In summary, the study by Galera and colleagues provides a straightforward algorithm that advances the current understanding of acute leukemia with MP and can help to more easily direct the best treatment decisions in the real-world setting. However, for the MPAL cases without diagnostic gene markers, in the future epigenomic or transcriptomic profiling (eg, through novel long-read sequencing approaches) might help to further distinguish ALL from AML-like MPALs.

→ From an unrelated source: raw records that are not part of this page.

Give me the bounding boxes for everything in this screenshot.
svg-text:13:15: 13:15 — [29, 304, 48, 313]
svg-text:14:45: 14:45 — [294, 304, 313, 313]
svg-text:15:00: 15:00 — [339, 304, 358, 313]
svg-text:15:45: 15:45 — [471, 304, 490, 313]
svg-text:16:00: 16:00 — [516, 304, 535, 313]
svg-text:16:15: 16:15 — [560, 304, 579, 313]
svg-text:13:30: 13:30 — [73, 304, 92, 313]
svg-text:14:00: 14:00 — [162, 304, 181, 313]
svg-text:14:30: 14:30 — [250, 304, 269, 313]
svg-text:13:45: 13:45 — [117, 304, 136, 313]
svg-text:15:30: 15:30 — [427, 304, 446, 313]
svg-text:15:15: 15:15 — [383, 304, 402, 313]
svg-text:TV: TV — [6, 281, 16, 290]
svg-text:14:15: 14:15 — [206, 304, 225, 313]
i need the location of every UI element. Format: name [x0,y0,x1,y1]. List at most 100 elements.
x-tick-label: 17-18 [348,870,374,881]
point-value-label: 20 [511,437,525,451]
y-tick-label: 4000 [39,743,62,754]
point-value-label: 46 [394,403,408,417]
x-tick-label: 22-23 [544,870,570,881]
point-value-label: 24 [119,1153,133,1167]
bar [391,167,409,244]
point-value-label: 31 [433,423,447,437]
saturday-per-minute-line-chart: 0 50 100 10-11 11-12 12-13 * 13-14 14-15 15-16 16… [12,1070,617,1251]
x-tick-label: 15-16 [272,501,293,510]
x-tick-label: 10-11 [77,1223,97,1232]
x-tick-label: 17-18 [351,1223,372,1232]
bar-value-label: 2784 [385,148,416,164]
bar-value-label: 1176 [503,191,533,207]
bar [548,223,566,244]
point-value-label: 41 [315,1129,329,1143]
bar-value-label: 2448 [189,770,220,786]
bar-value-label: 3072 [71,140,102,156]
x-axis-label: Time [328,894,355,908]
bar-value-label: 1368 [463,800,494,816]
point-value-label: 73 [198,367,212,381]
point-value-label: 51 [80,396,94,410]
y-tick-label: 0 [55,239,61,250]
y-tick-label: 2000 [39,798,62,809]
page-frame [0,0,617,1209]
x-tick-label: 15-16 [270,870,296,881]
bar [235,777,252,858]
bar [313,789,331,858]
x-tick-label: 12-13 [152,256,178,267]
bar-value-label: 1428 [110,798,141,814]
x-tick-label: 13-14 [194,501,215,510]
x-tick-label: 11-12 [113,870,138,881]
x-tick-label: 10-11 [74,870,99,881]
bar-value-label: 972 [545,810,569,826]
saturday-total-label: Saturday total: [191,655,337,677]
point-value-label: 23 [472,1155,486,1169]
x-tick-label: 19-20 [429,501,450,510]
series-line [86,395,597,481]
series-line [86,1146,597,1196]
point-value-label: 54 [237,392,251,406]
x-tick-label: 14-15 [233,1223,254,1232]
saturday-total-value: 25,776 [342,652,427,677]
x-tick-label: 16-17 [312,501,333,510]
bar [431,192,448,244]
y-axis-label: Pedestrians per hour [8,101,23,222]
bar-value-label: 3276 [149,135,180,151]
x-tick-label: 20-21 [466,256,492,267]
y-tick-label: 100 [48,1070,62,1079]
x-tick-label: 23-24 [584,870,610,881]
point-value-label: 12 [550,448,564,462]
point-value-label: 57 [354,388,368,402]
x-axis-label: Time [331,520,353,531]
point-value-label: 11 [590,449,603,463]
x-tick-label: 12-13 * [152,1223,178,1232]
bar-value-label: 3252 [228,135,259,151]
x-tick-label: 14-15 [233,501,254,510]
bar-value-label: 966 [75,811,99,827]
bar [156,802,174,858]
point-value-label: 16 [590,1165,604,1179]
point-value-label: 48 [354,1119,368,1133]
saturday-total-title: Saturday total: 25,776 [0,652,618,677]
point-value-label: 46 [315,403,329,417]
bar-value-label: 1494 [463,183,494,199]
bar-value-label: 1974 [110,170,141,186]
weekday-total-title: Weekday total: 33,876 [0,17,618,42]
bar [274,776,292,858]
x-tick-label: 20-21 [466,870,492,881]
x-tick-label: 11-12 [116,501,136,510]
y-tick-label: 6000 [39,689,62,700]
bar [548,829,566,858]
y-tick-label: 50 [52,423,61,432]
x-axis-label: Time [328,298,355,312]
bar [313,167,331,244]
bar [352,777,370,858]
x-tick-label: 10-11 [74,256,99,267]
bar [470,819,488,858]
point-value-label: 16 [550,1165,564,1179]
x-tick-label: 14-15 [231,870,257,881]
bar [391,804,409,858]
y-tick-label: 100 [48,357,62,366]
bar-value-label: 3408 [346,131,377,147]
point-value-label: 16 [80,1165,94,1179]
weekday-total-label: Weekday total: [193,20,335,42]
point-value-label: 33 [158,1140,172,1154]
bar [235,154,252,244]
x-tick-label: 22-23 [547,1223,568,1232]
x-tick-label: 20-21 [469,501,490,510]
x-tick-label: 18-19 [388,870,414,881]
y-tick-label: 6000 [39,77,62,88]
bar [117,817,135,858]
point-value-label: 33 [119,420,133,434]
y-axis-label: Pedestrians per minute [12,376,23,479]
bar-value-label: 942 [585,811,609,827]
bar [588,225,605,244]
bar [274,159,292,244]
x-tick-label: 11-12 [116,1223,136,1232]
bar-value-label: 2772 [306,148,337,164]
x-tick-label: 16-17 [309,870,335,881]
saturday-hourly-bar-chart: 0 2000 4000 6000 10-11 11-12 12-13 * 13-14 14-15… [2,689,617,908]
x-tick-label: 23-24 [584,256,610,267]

Finally, in addition to more retrospective studies confirming the current observations, trials prospectively evaluating omics-driven diagnostic approaches are warranted to ultimately “unmix” MPAL and improve treatment outcome by using strategies that target the underlying leukemia biology (see figure).
Conflict-of-interest disclosure: L.B. received honoraria from AbbVie, Amgen, Astellas, Bristol Myers Squibb, Celgene, Daiichi Sankyo, Gilead, Hexal, Janssen, Jazz Pharmaceuticals, Menarini, Novartis, Otsuka, Pfizer, Roche, and Sanofi and research funding from Bayer and Jazz Pharmaceuticals.